By using the Golgi technique, the authors investigated the morphology of ganglion cells in the retinas of South American opossums. In flat-mount preparations of the retinas, cell bodies, entire dendritic fields, and the stratification level of ganglion cells were studied. Fractal dimensions of dendritic trees, an objective quantitative measure of morphological complexity, were included as a morphological parameter of classification. Based on these characteristics, nineteen types of ganglion cells were described.
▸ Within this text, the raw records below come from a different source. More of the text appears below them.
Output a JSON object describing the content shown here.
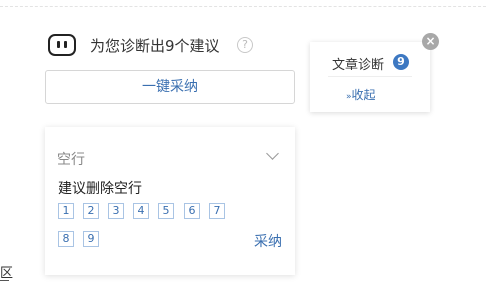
{
  "summary": {
    "text": "为您诊断出9个建议",
    "help_glyph": "?"
  },
  "adopt_all": {
    "label": "一键采纳"
  },
  "diagnosis_panel": {
    "title": "文章诊断",
    "count": "9",
    "collapse_chevron": "»",
    "collapse_label": "收起"
  },
  "close_glyph": "×",
  "suggestion": {
    "title": "空行",
    "description": "建议删除空行",
    "line_numbers": [
      "1",
      "2",
      "3",
      "4",
      "5",
      "6",
      "7",
      "8",
      "9"
    ],
    "adopt_label": "采纳"
  },
  "edge_text": "区",
  "colors": {
    "link_blue": "#3a6fb0",
    "badge_blue": "#3d78c2",
    "close_gray": "#a8a8a8"
  }
}
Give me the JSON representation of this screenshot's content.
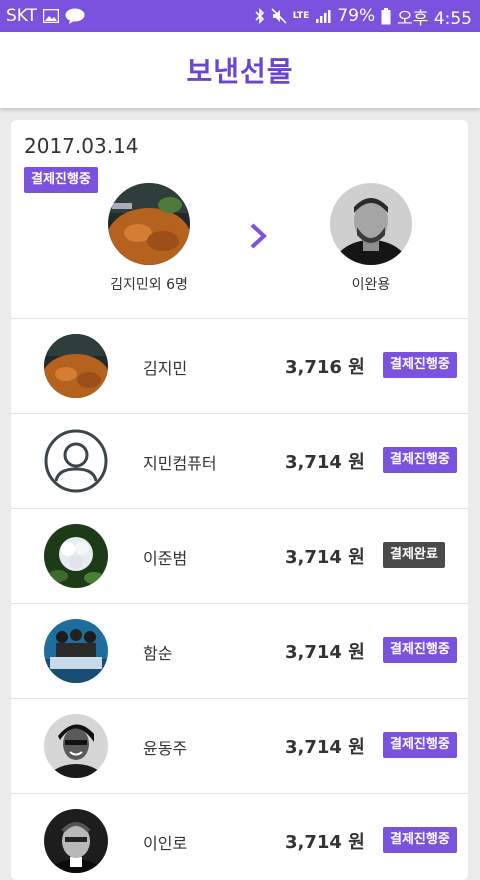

A great number of opossum ganglion cell types had dendrites stratifying in both sublaminae of the inner plexiform layer (IPL) in five different ways (S1-S3 [G9], S1-S4 [G17 and G22], S2/S3 [G19], S2-S4 [G15, G16, G21 and G221, and S2-S5 [G61), and only two types (G8, and G10) showed narrow field dendritic trees ramifying in S4 only. Morphological types of opossum ganglion cells were compared to their counterparts in cat retina. The distribution pattern of large cell bodies on the ganglion cell layer was analyzed employing the Nissl staining method, immunocytochemistry for neurofilaments, and the reduced silver neurofibrillar staining method. The results showed a random pattern of distribution.